August 15, 2005

Federal Appeals Court Holds That Challenges to Corps of Engineers Wetlands Permit Regulations Are Ripe for Review

Holland & Knight Newsletter
Rafe Petersen

In a big win for aggregates companies and for public agencies that build transportation and water resource projects, the U.S. Court Appeals for the District of Columbia Circuit, on July 29, 2005, reversed a lower court decision finding that their challenge to the U.S. Army Corps of Engineers (Corps) 2002 Nationwide Permit Regulations (NWP) under the federal Clean Water Act was final agency action and, therefore, “ripe for review.” The aggregates industry and public agencies had challenged numerous provisions in the NWP regulations, particularly focusing on NWP 43 for storm water management and NWP 44 for mining, asserting that these NWPs were essentially useless given the severe restrictions on floodplain impacts and the one-half acre national cap in wetlands impacts. In November 2003, Judge Richard Leon refused to address the merits, finding that the NWP regulations were not final and reviewable.

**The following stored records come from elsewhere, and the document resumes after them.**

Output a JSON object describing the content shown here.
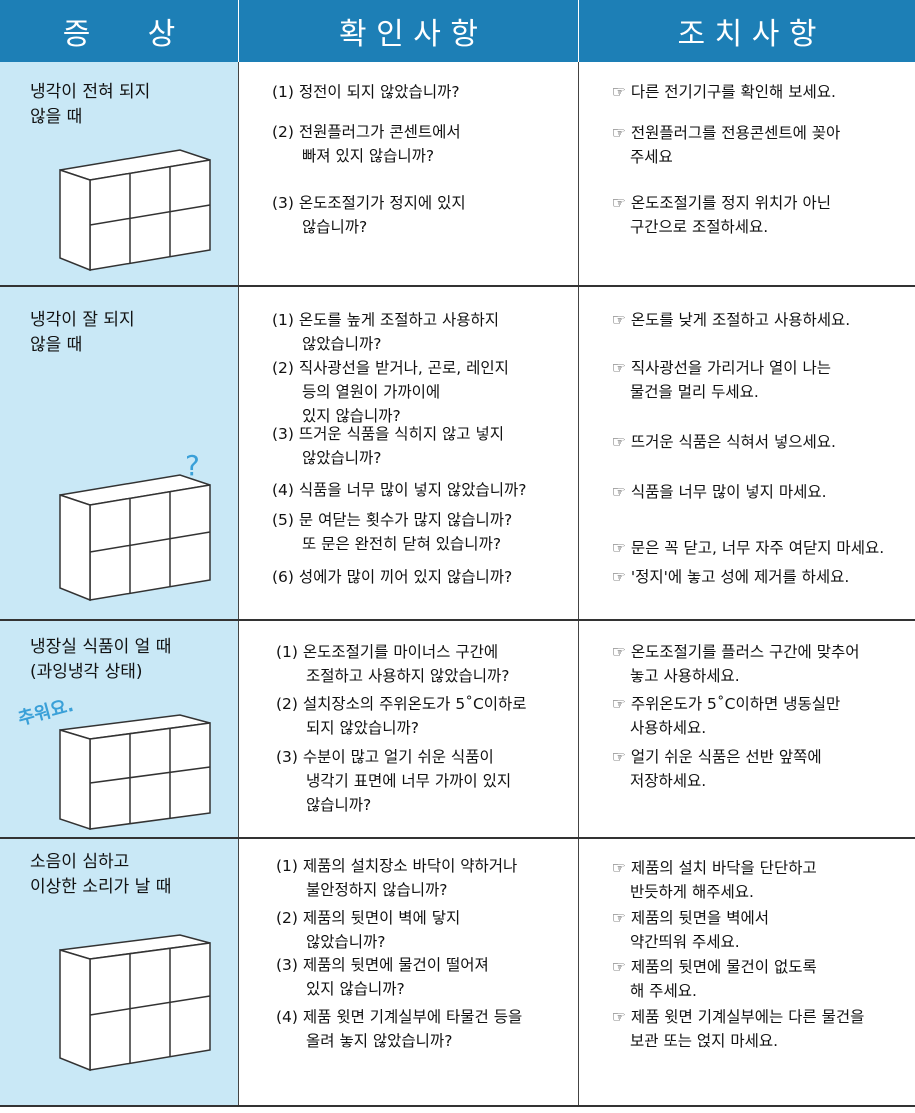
{
  "header": {
    "columns": [
      "증      상",
      "확 인 사 항",
      "조 치 사 항"
    ]
  },
  "rows": [
    {
      "symptom": "냉각이 전혀 되지\n않을 때",
      "checks": [
        "(1) 정전이 되지 않았습니까?",
        "(2) 전원플러그가 콘센트에서\n빠져 있지 않습니까?",
        "(3) 온도조절기가 정지에 있지\n않습니까?"
      ],
      "actions": [
        "☞ 다른 전기기구를 확인해 보세요.",
        "☞ 전원플러그를 전용콘센트에 꽂아\n주세요",
        "☞ 온도조절기를 정지 위치가 아닌\n구간으로 조절하세요."
      ]
    },
    {
      "symptom": "냉각이 잘 되지\n않을 때",
      "illustration_text": "?",
      "checks": [
        "(1) 온도를 높게 조절하고 사용하지\n않았습니까?",
        "(2) 직사광선을 받거나, 곤로, 레인지\n등의 열원이 가까이에\n있지 않습니까?",
        "(3) 뜨거운 식품을 식히지 않고 넣지\n않았습니까?",
        "(4) 식품을 너무 많이 넣지 않았습니까?",
        "(5) 문 여닫는 횟수가 많지 않습니까?\n또 문은 완전히 닫혀 있습니까?",
        "(6) 성에가 많이 끼어 있지 않습니까?"
      ],
      "actions": [
        "☞ 온도를 낮게 조절하고 사용하세요.",
        "☞ 직사광선을 가리거나 열이 나는\n물건을 멀리 두세요.",
        "☞ 뜨거운 식품은 식혀서 넣으세요.",
        "☞ 식품을 너무 많이 넣지 마세요.",
        "☞ 문은 꼭 닫고, 너무 자주 여닫지 마세요.",
        "☞ '정지'에 놓고 성에 제거를 하세요."
      ]
    },
    {
      "symptom": "냉장실 식품이 얼 때\n(과잉냉각 상태)",
      "illustration_text": "추워요.",
      "checks": [
        "(1) 온도조절기를 마이너스 구간에\n조절하고 사용하지 않았습니까?",
        "(2) 설치장소의 주위온도가 5˚C이하로\n되지 않았습니까?",
        "(3) 수분이 많고 얼기 쉬운 식품이\n냉각기 표면에 너무 가까이 있지\n않습니까?"
      ],
      "actions": [
        "☞ 온도조절기를 플러스 구간에 맞추어\n놓고 사용하세요.",
        "☞ 주위온도가 5˚C이하면 냉동실만\n사용하세요.",
        "☞ 얼기 쉬운 식품은 선반 앞쪽에\n저장하세요."
      ]
    },
    {
      "symptom": "소음이 심하고\n이상한 소리가 날 때",
      "checks": [
        "(1) 제품의 설치장소 바닥이 약하거나\n불안정하지 않습니까?",
        "(2) 제품의 뒷면이 벽에 닿지\n않았습니까?",
        "(3) 제품의 뒷면에 물건이 떨어져\n있지 않습니까?",
        "(4) 제품 윗면 기계실부에 타물건 등을\n올려 놓지 않았습니까?"
      ],
      "actions": [
        "☞ 제품의 설치 바닥을 단단하고\n반듯하게 해주세요.",
        "☞ 제품의 뒷면을 벽에서\n약간띄워 주세요.",
        "☞ 제품의 뒷면에 물건이 없도록\n해 주세요.",
        "☞ 제품 윗면 기계실부에는 다른 물건을\n보관 또는 얹지 마세요."
      ]
    }
  ]
}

Writing for the unanimous three-judge panel reversing the lower court, Judge Karen Henderson held that the NWP regulations were final and “ripe for review.” The Court stated that “because the Corps NWPs mark the completion of the Corps decision-making process and affect the appellants day-to-day operations, they constitute final agency action regardless of the fact that the Corps action might carry different (or no) consequences for a different challenger, such as an environmental group.” The Court particularly cited the NWPs adverse impacts on a company’s decision making stating that “if the appellants planned activities do not meet the applicable NWP’s conditions and thresholds they have two options. They can either put their projects on hold and run the Corps individual-permit gauntlet or modify the project conditions. Either way, through increased delay or project modification, the NWPs directly affect the investment and project development choices of those whose activities are subject to the CWA.”

The Court also held that the NWPs were regulations and subject to the Federal Administrative Procedure Act requirements and that the Regulatory Flexibility Act claim requiring consideration of economic impacts on small businesses was also ripe for review. The Court, however, held that the appellants could not press their NEPA claim for lack of standing. The case will now be sent back to the District Court which will consider numerous claims that the 2002 NWP regulations violated the CWA.

Larry Liebesman, Rafe Petersen and Ethan Arenson of Holland & Knight’s Washington, D.C. office represented the National Stone Sand and Gravel Association (NSSGA), the American Road and Transportation Builders Association (ARTBA) and the Nationwide Public Projects Coalition (NPPC). Other appellants included the National Association of Home Builders (NAHB), the National Federation of Independent Businesses (NFIB) and Wayne Newnam, an Ohio homebuilder.